Output variant meta-information as a rectangular matrix
To create a matrix of per-variant meta-information, use the command:
pseq /path/to/my/project meta-matrix
This will generate a variant-by-meta-field matrix, e.g.
CHR POS ID AB DP CODING 1 10001 rs0001 NA 6652 Missense 1 20001 . 0.56 1124 Silent ...
The behavior of this command can be modified with the options
--show AB DP only show fields AB and DP --hide AB DP show all but fields AB and DP
If the project contains more than one file, then the variant meta-information specific to each file is shown with the prefix F1_, F2_, etc. Any mask can be applied, as for most commands.

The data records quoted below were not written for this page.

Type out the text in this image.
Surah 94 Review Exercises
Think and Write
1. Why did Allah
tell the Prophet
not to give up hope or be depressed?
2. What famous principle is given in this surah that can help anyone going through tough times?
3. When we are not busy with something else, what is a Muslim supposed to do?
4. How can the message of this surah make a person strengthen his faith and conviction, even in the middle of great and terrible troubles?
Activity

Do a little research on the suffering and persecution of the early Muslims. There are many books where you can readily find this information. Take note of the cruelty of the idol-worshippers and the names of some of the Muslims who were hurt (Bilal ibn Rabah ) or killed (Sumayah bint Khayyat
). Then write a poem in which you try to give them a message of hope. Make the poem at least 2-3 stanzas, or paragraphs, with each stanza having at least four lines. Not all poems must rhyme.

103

Output genotype meta-information as a rectangular matrix
For a single, genotypic meta-field (e.g. per-individual read-depth, encoded DP), the command
pseq /path/to/my/project v-meta-matrix --name DP
This will dump a variant-by-individual matrix of read-depth information. Missing values are encoded as NA; the file is tab-delimited e.g. for individuals with IDs P1 to P4:
MARKER P1 P2 P3 P4 chr1:1000 22 65 10 NA chr1:1010 8 45 15 2 chr2:999 16 30 8 NA
Any mask can be applied, as for most commands.
Output genotype likelihoods in BEAGLE format
To write a file of genotype likelihoods (that is correctly formatted for BEAGLE), use the command:
pseq /path/to/my/project write-lik
which writes to standard output. This command assumes that each genotype has a meta-information field named GL (genotype likelihood), which is a vector of 3 floating-point values, or PL tag, which is the same but Phred-scaled integers. The genotype likelihoods are scaled to sum to 1.0. The format of the header row is:
VAR REF ALT ID1 ID1 ID1 ID2 ID2 ID2...
where ID1 and ID2 are the IDs for the first and second persons in the dataset, followed by one line per variant in the above format (i.e. each genotype is represented by 3 values). This command can be combined with a mask via the --mask option.